Следовательно, вопрос в том, может ли здесь, на земле, жить человек, не имея в душе ничего святого, ничего, чего он не мог бы преступить, растлить, опозорить, убить. Нужны ли абсолютные измерения, абсолютные эталоны кому-нибудь, кроме человека, живущего на земле, то есть конечного и смертного, — этот вопрос не интересует Достоевского. Его интересует специфически моральная проблема. Может ли человек обойтись в жизни без всего этого, может ли он вообще прожить более или менее длительный отрезок человеческой жизни, не зная никаких моральных запретов, с ощущением того, что ему «все позволено»?
Ответ Достоевского звучит с полнейшей недвусмысленностью: нет, не может. Свидетельство в пользу такого заключения — самоубийство Ставрогина, попробовавшего жить с таким сознанием, причем не только теоретически, но и практически. Последовательный нигилист не может жить с таким сознанием не только в силу логики самого нигилизма, обращающегося против всякого бытия, в том числе и эмпирического существования самого нигилиста. Он не может жить с этим сознанием и, так сказать, «экзистенциально», чем и доказывается неизбежность, необходимость, непреложность для человеческого бытия — бытия в «этом», а не в «том» мире — идеального, то есть морального, измерения: идеалов, ценностей, абсолютов.
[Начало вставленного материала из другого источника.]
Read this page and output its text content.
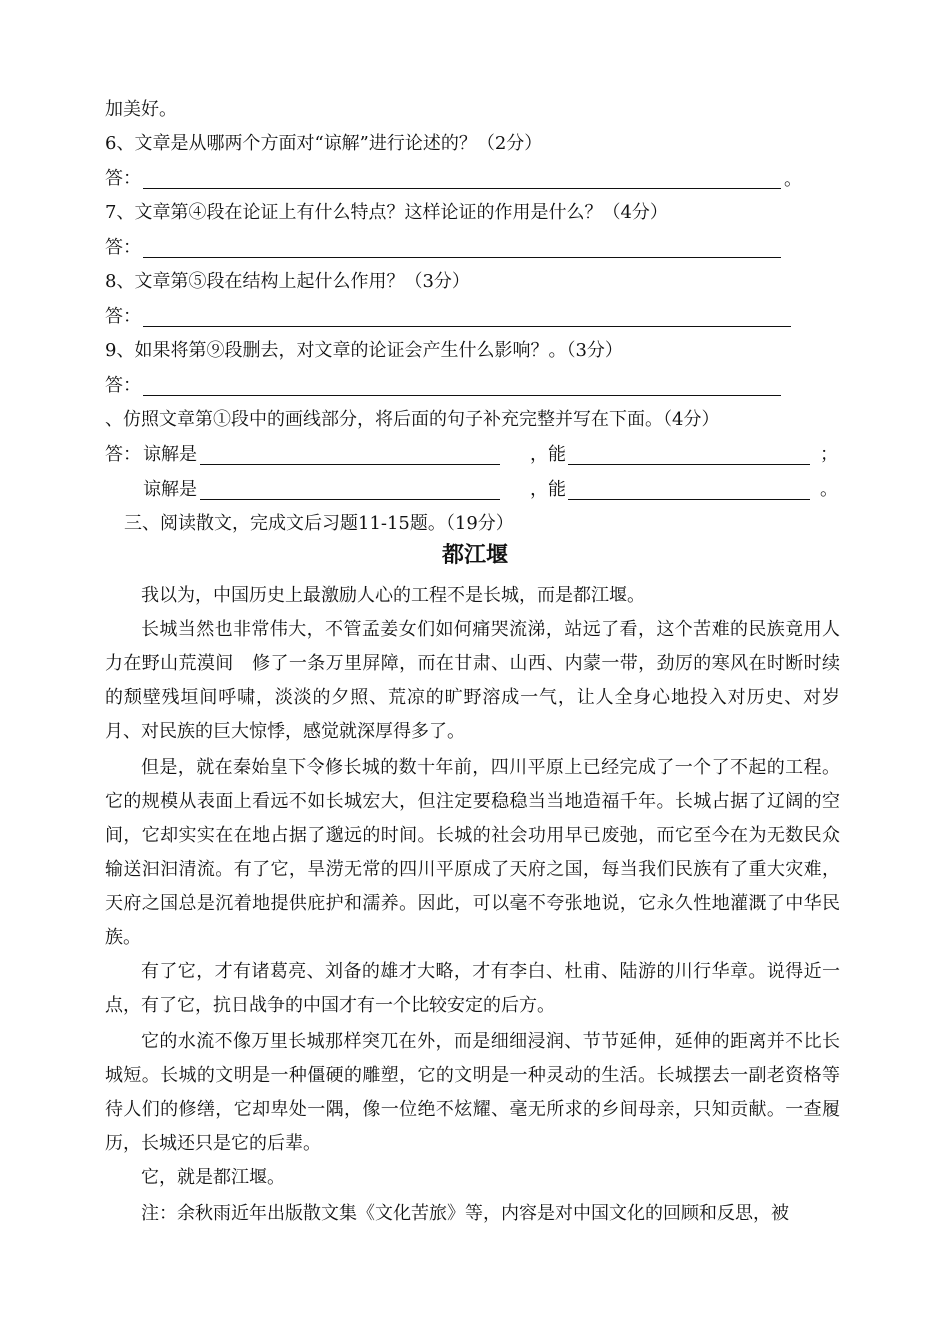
加美好。
6、文章是从哪两个方面对“谅解”进行论述的？（2分）
答：	。
7、文章第④段在论证上有什么特点？这样论证的作用是什么？（4分）
答：
8、文章第⑤段在结构上起什么作用？（3分）
答：
9、如果将第⑨段删去，对文章的论证会产生什么影响？。（3分）
答：
、仿照文章第①段中的画线部分，将后面的句子补充完整并写在下面。（4分）
答： 谅解是	，能	；
谅解是	，能	。
三、阅读散文，完成文后习题11-15题。（19分）
都江堰

我以为，中国历史上最激励人心的工程不是长城，而是都江堰。

长城当然也非常伟大，不管孟姜女们如何痛哭流涕，站远了看，这个苦难的民族竟用人力在野山荒漠间　修了一条万里屏障，而在甘肃、山西、内蒙一带，劲厉的寒风在时断时续的颓壁残垣间呼啸，淡淡的夕照、荒凉的旷野溶成一气，让人全身心地投入对历史、对岁月、对民族的巨大惊悸，感觉就深厚得多了。

但是，就在秦始皇下令修长城的数十年前，四川平原上已经完成了一个了不起的工程。它的规模从表面上看远不如长城宏大，但注定要稳稳当当地造福千年。长城占据了辽阔的空间，它却实实在在地占据了邈远的时间。长城的社会功用早已废弛，而它至今在为无数民众输送汩汩清流。有了它，旱涝无常的四川平原成了天府之国，每当我们民族有了重大灾难，天府之国总是沉着地提供庇护和濡养。因此，可以毫不夸张地说，它永久性地灌溉了中华民族。

有了它，才有诸葛亮、刘备的雄才大略，才有李白、杜甫、陆游的川行华章。说得近一点，有了它，抗日战争的中国才有一个比较安定的后方。

它的水流不像万里长城那样突兀在外，而是细细浸润、节节延伸，延伸的距离并不比长城短。长城的文明是一种僵硬的雕塑，它的文明是一种灵动的生活。长城摆去一副老资格等待人们的修缮，它却卑处一隅，像一位绝不炫耀、毫无所求的乡间母亲，只知贡献。一查履历，长城还只是它的后辈。

它，就是都江堰。

注：余秋雨近年出版散文集《文化苦旅》等，内容是对中国文化的回顾和反思，被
Как бы предчувствуя появление теоретиков ницшеанского типа, Достоевский (как и Толстой) все время стремится доказать и показать именно не «потусторонность», а «посюсторонность» идеального (= морального, этического) измерения человеческого существования, без которого это существование неизбежно перестает быть не только человеческим существованием, но и существованием вообще. И хотя Достоевский также склонен рассматривать христианство под углом зрения его нравственного содержания, как определенную систему морали, определенный этически ориентированный образ жизни, достаточно мало интересуясь его теологической и обрядовой стороной, тем не менее он считал моральное измерение присущим человеку изначально, как некое существенное свойство, без которого вообще невозможно человеческое общежитие. Мораль в этом смысле и есть способность человека к общежитию, бытию-совместно-с другими.
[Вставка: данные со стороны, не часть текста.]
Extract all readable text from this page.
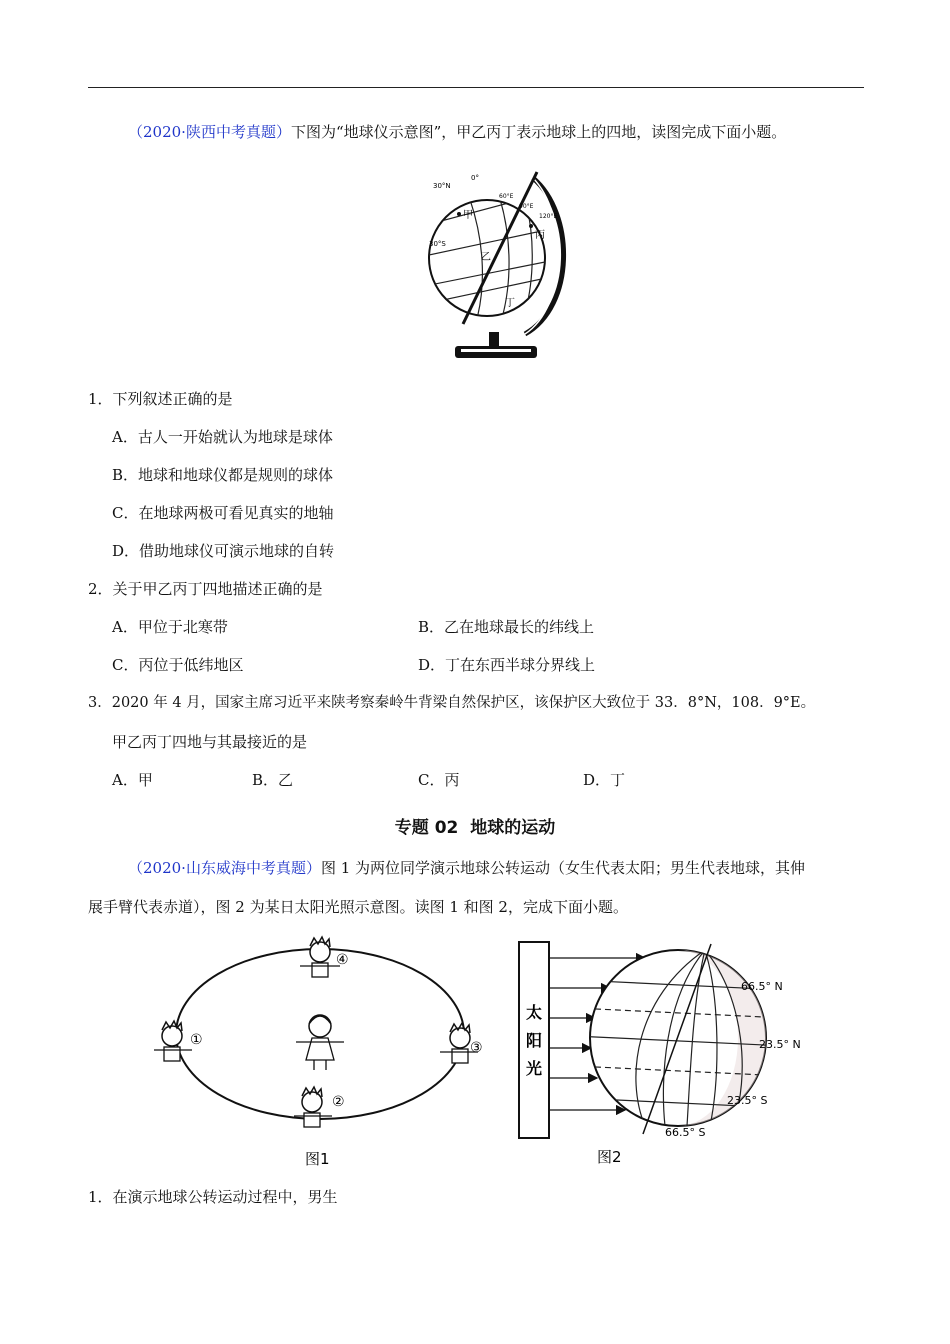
（2020·陕西中考真题）下图为“地球仪示意图”，甲乙丙丁表示地球上的四地，读图完成下面小题。
30°N
0°
60°E
90°E
120°E
30°S
甲
乙
丙
丁
1．下列叙述正确的是
A．古人一开始就认为地球是球体
B．地球和地球仪都是规则的球体
C．在地球两极可看见真实的地轴
D．借助地球仪可演示地球的自转
2．关于甲乙丙丁四地描述正确的是
A．甲位于北寒带	B．乙在地球最长的纬线上
C．丙位于低纬地区	D．丁在东西半球分界线上
3．2020 年 4 月，国家主席习近平来陕考察秦岭牛背梁自然保护区，该保护区大致位于 33．8°N，108．9°E。
甲乙丙丁四地与其最接近的是
A．甲	B．乙	C．丙	D．丁
专题 02  地球的运动
（2020·山东威海中考真题）图 1 为两位同学演示地球公转运动（女生代表太阳；男生代表地球，其伸
展手臂代表赤道），图 2 为某日太阳光照示意图。读图 1 和图 2，完成下面小题。
④
①	③
②
图1
太
阳
光
66.5° N
23.5° N
23.5° S
66.5° S
图2
1．在演示地球公转运动过程中，男生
Поэтому то, что представляется немецкому философу «физиологическим вырождением», «декадансом», с точки зрения Достоевского (как и Толстого), есть норма: свойство, без которого человек не может считаться вполне нормальным. Без прочных моральных устоев (убежденности в абсолютности абсолютов и истинности моральных истин, хотя она не всегда осознана даже самими людьми, и чаще всего чем более нерушима, тем менее осознанна) согласно Достоевскому невозможно нормальное существование не только общества в целом, но и каждого отдельного человека. Их разрушение неизбежно ведет к болезни человеческого духа, которая, как показывает русский писатель, чаще всего переживается как душевная, а подчас и телесная болезнь.
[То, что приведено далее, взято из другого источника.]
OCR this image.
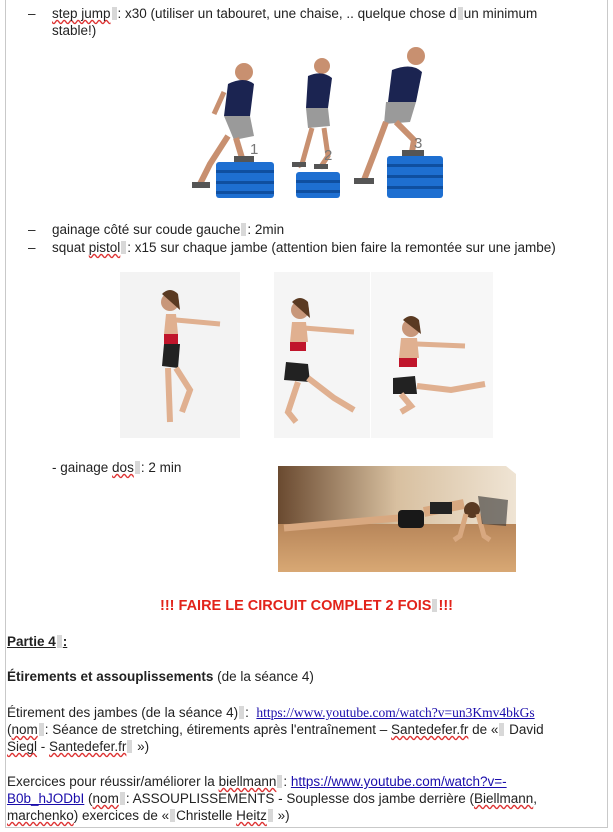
– step jump : x30 (utiliser un tabouret, une chaise, .. quelque chose d un minimum
stable!)
1	2
3
– gainage côté sur coude gauche : 2min
– squat pistol : x15 sur chaque jambe (attention bien faire la remontée sur une jambe)
- gainage dos : 2 min
!!! FAIRE LE CIRCUIT COMPLET 2 FOIS !!!
Partie 4 :
Étirements et assouplissements (de la séance 4)
Étirement des jambes (de la séance 4) : https://www.youtube.com/watch?v=un3Kmv4bkGs
(nom : Séance de stretching, étirements après l'entraînement – Santedefer.fr de « David
Siegl - Santedefer.fr »)
Exercices pour réussir/améliorer la biellmann : https://www.youtube.com/watch?v=-
B0b_hJODbI (nom : ASSOUPLISSEMENTS - Souplesse dos jambe derrière (Biellmann,
marchenko) exercices de « Christelle Heitz »)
С этой точки зрения вся ницшеанская философия истории нигилизма, понятого как «логика декаданса», предстает как сплошное безумие: переворачивание с ног на голову естественного положения вещей. Как раз то, чем так гордился Ницше, полагавший, что он нашел истинные причины нигилизма там, где раньше видели лишь его следствия, и увидел следствия нигилизма там, где раньше усматривали его причины, выглядит как горячечный бред, если взглянуть на все это с простых и ясных позиций русской нравственной философии. То, что немецкий философ считал «декадансом», вовсе не есть «декаданс» и потому и не может считаться «истинной причиной» нигилизма. А деградация человека, в том числе и физиологическая, которую, как показывает Достоевский, действительно вызывает нигилизм, вовсе не является причиной этого нигилизма, как то хотелось во что бы то ни стало доказать немецкому философу.
Так что от философии истории нигилизма, истоки которого усматриваются «в глубине веков» — не только в раннем христианстве, но и в платонизме — этом «христианстве для немногих», согласно выражению Ницше и в сократовском «морализме», — от всей этой философско-исторической схемы мало чего остается «рационального». В противоположность тому, что хотел бы доказать немецкий философ, причина нигилизма вовсе не в том, что «некогда» была положена в качестве абсолютной некоторая система моральных требований и норм, идеалов и ценностей. Она в том, что в определенные периоды человеческой истории количество людей, для которых эти (общечеловеческие, если взять их в чистом виде) нормы и ценности утрачивают значение совершенно непререкаемых, достигает размеров «критической массы».